Beyond revealing new details about what volunteering in Spain was like, what I think academic historians can offer to radical history is a widening of the story. Those who still remember the International Brigades in Scotland need no reminding that their involvement in the Spanish Civil War was part of a much larger clash of ideologies that defined the 1930s. Yet there are less obvious ways that these volunteers can help us learn about wider stories. To take just one example, understanding why Spain proved so especially attractive to foreign volunteers from Scotland and elsewhere can shed a great deal of light on the basis of transnational mobilisations in other contexts. What stars needed to align, in other words, to enable such a vast, diffuse movement of people across borders? While there is no equivalency, of course, between the motives of those who sought to fight fascism in Spain with those seeking to support the Islamic State in Syria, structural similarities across contexts hint at new ways to understand why individuals risk everything for people they’ve never met, in countries that they’ve never visited. As recent efforts from the likes of Nir Arielli to embrace a comparative approach to the history of foreign war volunteering seek to show, those from places like Scotland who fought in Spain form a vital chapter in a much longer, fascinating story.

8 Comments

  1. I have just been told my great grandfather went to the Spanish Civil War by an old lady who was 10 at the time. This is completely new information to me. This lady said they were all given sweets and little flags to fly as the men went off from Possilpark Glasgow. I would love if anyone had any further information. Can I access names of men who joined?

    1. Hi Isabel,

      If they left from Glasgow, it’s highly likely I have at least some information on your great-grandfather – there’s a lot of different source material available, from Spanish army records to MI5 surveillance reports! Feel free to get in touch with me directly, but you can at least get some preliminary information from this public database run by the International Brigade Memorial Trust: http://www.international-brigades.org.uk/the-volunteers

    2. Dear Isabel,
      I cannot remember where I read these words “We can grieve for those who gave their all, but we can take joy in knowing that men like those once lived”
      My father in the Cameron Highlanders and attached to the US Rangers at the battle of Anzio in Italy, where, out of 780 men, 761 were killed or captured and those who were captured, many were shot to death.
      Now, as Statues are defaced or even torn down and governments kneel in surrender to political surrender, they should look at the names of those brave men and women who gave their tomorrows so we could have our todays.
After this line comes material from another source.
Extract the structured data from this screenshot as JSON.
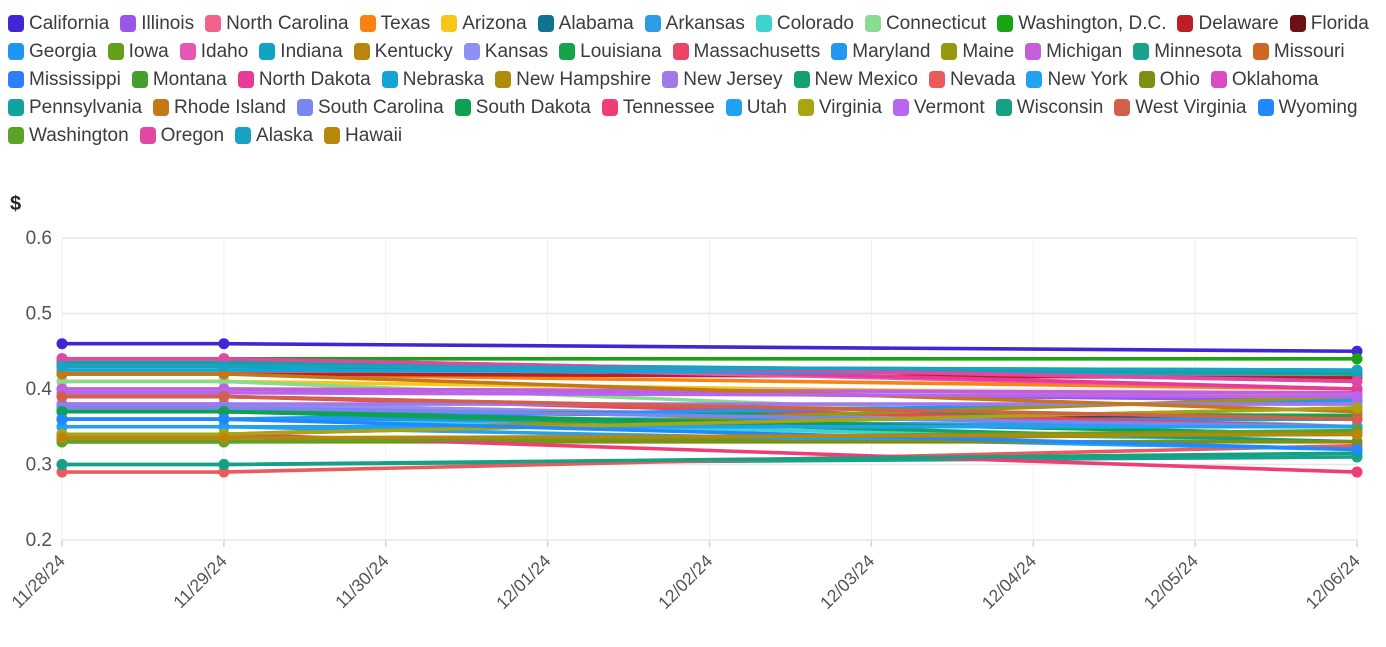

  2. My great uncle, my grandads brother. I have seen his name on a flag of some sort as crd Dinnen. He was from Maryhill in Glasgow. I would love to know a wee bit more about him.
    I believe he died in action during the Spanish civil war

    1. Hi Jane!

      There was indeed a William Dinnen of Maryhill who went to Spain in August 1937 aged about 40. We know relatively little about him, but from the scattered references in various archives it seems that he was regarded as a bit of a gangster! He was listed as missing in March 1938, but it’s not clear that this meant he was killed – he appears later on a list of volunteers being repatriated back to Britain, and other records indicate that he never actually served at the front, and was instead handed over to civil authorities as punishment for an unspecified crime. It’s very difficult to pin anything down though.

  3. Fraser excellent piece on the Scottish International Brigaders, I am part of the No Pasaran Memorial Committee North Lanarkshire and we’ve had a memorial in The Duchy Park Motherwell since 2013

  4. I’ve only just learned about the Pasionaria through a reference to it in a book I am reading. There’s something niggling at the back of my brain that my great uncle may have gone to Spain. His name was Malcolm McCallum and he would have left from Glasgow. Would you have any reference to him?